Carl Jahoda

Heut wollen wir uns einmal vertragen1

Zum 15. April 1919
Musik von Karl Geller

Alle: Heut wollen wir uns einmal vertragen,
Was uns auch sonst recht wohl anstünd.
Du, liebe Mutter, sollst nicht sagen,
Dass wir a ekle Bande sind.
Rosi: Gut, wisst ihr was, wir wollen singen,
Das macht der Mutter ein Pläsier.
Wir wollen ihr ein Ständchen bringen,
Doch müsst ihr Alle folgen mir.
Fritzi: Natürlich Dir, weil du es bist, Schmarren,2
Bitt schön, da singe ich nicht mit.
Wir drei sind doch nicht Deine Narren.
Du bist ja dumm, was jeder sieht.
Edi: Hört's auf zu stänkern, meiner Seel
Sonst hau ich Euch noch krumm und klein.
Mit Fritz gibts immer ein Krakeel,
Er ist ein ekelhaftes Schwein.
Mitzi: Mit Euch ist doch nichts anzufangen,
Verderbts uns immer jede Freud.
Ihr Buben seid doch ekle Rangen.
Komm Rosi, singen wir zu zweit.
Edi: Das kommt davon, Du dummes Tier,
Willst immer spielen die erste Geigen,
Bist eine Patzerin am Klavier,
Und willst dich jetzt als Sängerin zeigen.
Rosi: Was geht das Dich an, Lausbub feister,
Ich kann doch machen was ich will.
Du glaubst, weil Du ein Hilfsfeldmeister,
Muss tanzen ich nach Deinem Spiel?
Mitzi: Wo Rosi Recht hat, hat sie recht,
Du wirst doch dümmer stets statt g'scheiter.
Na, Fritzi, spiel doch nicht so schlecht.
Ihr Esel spielt doch endlich weiter.
Fritzi: Weil Du's sagst, just nicht, blöde Gans,
Wegen Deiner werd ich mich nicht kränken.
Du kannst, na weist Du, was Du kannst,
Du kannst dir 10-mal mehr noch denken.
Alle: Da wir uns nicht vertragen können,

Woran die Anderen nur die Schuld,
So schließen wir, doch wir bekennen,
Zu Deinen Kindern gehört Geduld.


Quelle: Archiv für die Geschichte der Soziologie in Österreich, Nachlass Marie Jahoda, Signatur 41/7.2, pag. 4.
© Copyright Anfragen an das Archiv

1 Gedicht anlässlich des 38. Geburtstages von Betty Jahoda, geborene Propst (1881-1967), der Mutter von Marie Jahoda.

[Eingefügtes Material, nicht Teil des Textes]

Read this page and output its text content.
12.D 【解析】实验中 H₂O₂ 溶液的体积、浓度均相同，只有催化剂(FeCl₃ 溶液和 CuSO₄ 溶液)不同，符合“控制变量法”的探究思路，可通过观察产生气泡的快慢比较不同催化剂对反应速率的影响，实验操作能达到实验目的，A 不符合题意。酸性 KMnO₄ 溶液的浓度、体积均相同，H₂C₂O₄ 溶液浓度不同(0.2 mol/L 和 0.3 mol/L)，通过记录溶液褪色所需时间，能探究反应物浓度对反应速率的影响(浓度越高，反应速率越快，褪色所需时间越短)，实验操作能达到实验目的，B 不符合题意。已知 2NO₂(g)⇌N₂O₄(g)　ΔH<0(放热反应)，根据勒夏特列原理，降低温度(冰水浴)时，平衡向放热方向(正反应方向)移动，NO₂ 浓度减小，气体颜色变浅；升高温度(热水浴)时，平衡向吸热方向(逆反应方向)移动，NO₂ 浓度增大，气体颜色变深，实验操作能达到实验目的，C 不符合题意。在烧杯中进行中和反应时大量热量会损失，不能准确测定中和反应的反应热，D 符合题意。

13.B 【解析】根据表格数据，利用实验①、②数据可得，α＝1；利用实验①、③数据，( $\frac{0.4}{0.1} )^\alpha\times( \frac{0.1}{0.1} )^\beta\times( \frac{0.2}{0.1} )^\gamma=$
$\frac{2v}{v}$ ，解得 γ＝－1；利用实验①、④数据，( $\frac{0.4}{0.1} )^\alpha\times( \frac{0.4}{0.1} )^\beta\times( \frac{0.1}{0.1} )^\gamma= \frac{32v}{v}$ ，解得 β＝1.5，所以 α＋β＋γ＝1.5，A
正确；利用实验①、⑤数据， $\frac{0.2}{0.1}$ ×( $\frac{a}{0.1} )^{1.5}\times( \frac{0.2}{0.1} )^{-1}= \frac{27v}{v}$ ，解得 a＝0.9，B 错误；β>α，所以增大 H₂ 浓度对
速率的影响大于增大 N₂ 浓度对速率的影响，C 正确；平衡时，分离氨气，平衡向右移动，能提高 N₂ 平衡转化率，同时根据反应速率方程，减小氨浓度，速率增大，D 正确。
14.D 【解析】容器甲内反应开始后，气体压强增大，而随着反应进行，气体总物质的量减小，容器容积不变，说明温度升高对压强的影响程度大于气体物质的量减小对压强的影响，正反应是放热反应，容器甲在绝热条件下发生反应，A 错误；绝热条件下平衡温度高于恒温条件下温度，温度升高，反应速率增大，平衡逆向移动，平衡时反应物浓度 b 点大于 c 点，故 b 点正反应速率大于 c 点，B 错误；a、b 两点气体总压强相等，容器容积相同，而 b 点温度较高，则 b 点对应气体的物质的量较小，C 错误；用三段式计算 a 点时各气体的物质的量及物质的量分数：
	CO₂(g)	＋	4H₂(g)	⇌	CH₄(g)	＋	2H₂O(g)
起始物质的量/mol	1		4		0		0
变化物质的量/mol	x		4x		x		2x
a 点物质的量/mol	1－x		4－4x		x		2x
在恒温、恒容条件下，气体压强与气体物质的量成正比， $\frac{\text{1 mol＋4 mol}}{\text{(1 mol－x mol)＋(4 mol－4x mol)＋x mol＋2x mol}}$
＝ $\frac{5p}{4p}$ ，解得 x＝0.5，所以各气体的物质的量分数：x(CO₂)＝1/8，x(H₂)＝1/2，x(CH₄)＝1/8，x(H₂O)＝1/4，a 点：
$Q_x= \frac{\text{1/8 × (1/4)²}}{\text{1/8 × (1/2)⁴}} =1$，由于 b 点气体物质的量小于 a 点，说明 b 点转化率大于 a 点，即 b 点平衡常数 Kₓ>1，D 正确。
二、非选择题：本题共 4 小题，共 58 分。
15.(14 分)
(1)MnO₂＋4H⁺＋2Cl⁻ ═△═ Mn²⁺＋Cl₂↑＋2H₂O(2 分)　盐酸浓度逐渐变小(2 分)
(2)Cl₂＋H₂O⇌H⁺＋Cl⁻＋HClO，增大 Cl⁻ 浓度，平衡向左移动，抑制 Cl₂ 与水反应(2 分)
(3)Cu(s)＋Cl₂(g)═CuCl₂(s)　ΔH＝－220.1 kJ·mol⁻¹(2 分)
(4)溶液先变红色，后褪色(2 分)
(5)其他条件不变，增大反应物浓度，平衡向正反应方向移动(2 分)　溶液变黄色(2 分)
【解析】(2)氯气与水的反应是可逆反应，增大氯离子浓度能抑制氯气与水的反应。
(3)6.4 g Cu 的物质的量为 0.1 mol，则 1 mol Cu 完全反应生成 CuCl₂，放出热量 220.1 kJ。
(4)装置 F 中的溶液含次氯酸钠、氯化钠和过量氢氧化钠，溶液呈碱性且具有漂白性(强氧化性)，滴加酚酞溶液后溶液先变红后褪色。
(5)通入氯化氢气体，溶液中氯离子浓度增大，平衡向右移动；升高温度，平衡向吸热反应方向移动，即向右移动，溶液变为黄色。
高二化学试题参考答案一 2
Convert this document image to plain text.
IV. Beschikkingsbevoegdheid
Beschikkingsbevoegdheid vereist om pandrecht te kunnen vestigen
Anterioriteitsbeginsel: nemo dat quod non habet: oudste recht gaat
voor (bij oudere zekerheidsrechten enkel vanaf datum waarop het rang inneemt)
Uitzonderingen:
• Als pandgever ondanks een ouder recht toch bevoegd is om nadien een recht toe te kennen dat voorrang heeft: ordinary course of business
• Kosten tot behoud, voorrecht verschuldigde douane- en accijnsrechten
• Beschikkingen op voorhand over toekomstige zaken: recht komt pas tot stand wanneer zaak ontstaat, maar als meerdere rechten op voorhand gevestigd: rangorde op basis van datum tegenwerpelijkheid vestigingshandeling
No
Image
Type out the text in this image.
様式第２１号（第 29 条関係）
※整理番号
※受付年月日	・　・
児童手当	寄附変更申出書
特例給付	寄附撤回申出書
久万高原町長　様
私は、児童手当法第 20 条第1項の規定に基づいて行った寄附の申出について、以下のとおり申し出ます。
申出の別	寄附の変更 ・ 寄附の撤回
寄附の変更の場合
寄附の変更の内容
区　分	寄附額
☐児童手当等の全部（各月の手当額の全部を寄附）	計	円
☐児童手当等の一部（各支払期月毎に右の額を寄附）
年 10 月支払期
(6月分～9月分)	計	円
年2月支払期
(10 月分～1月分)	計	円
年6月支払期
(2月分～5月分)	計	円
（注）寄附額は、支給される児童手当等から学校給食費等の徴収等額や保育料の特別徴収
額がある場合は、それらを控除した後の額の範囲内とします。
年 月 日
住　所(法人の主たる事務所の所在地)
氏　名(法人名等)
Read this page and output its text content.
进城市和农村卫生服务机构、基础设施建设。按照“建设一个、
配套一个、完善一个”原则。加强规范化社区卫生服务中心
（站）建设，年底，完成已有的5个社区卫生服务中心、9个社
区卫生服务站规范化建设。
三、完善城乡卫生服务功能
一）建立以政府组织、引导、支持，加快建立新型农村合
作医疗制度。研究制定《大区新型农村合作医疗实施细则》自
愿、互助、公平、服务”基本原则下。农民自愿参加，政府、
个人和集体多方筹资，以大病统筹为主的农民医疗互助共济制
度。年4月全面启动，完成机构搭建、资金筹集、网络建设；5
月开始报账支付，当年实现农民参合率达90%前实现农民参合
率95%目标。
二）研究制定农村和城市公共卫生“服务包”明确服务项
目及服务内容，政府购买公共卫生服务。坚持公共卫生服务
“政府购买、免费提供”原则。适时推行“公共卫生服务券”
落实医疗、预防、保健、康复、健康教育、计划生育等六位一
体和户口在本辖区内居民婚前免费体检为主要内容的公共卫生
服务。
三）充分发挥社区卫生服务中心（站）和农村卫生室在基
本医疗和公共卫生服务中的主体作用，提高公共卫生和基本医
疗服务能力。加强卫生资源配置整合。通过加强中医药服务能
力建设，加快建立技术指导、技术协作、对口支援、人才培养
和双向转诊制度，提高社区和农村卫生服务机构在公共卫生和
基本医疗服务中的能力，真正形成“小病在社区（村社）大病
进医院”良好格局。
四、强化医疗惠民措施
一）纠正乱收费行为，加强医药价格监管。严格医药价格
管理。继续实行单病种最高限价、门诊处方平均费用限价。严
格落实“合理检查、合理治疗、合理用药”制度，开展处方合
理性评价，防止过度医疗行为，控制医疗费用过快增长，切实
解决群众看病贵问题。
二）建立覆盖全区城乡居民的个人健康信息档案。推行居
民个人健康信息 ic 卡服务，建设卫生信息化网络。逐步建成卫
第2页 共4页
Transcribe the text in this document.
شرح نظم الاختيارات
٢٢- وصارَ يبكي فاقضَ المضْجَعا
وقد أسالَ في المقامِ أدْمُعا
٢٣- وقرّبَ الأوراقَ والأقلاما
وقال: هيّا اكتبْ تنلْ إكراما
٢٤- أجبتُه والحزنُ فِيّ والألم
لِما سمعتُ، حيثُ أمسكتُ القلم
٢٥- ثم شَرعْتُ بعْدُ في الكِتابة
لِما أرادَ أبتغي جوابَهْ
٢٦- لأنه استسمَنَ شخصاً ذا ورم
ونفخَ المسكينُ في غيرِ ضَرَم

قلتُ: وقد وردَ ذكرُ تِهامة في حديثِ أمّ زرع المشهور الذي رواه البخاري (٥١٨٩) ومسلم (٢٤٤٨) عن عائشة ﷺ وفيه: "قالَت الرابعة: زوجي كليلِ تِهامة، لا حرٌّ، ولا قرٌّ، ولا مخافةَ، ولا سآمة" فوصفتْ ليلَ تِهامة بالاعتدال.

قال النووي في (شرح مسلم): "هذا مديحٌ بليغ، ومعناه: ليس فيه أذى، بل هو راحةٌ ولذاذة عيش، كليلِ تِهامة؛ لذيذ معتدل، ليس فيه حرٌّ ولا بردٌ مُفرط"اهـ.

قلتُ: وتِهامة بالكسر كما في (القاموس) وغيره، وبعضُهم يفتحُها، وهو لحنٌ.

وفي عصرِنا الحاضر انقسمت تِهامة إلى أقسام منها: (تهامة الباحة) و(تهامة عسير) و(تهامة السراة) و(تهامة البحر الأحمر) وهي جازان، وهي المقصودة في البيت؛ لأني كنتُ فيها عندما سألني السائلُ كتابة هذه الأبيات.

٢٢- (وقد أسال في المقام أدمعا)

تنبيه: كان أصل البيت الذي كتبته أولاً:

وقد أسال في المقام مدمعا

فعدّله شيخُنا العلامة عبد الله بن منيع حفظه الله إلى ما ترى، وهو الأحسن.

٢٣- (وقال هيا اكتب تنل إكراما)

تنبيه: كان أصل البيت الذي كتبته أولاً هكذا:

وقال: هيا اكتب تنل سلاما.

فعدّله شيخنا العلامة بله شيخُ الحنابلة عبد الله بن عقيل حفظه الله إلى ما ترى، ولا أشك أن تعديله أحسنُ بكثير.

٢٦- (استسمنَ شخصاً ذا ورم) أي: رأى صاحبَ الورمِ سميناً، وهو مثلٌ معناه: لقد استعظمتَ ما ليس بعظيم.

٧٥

Vorgetragen wurde es von den Kindern Eduard (Edi), Rosa (Rosi), Marie (Mitzi) und Fritz (Fritzi) Jahoda. Anmerkung Reinhard Müller.
2 Schmarren: eigentlich eine Mehlspeise, hier im übertragenen Sinn »wertloses Zeug«, aber auch »Unsinn«. Anmerkung Reinhard Müller.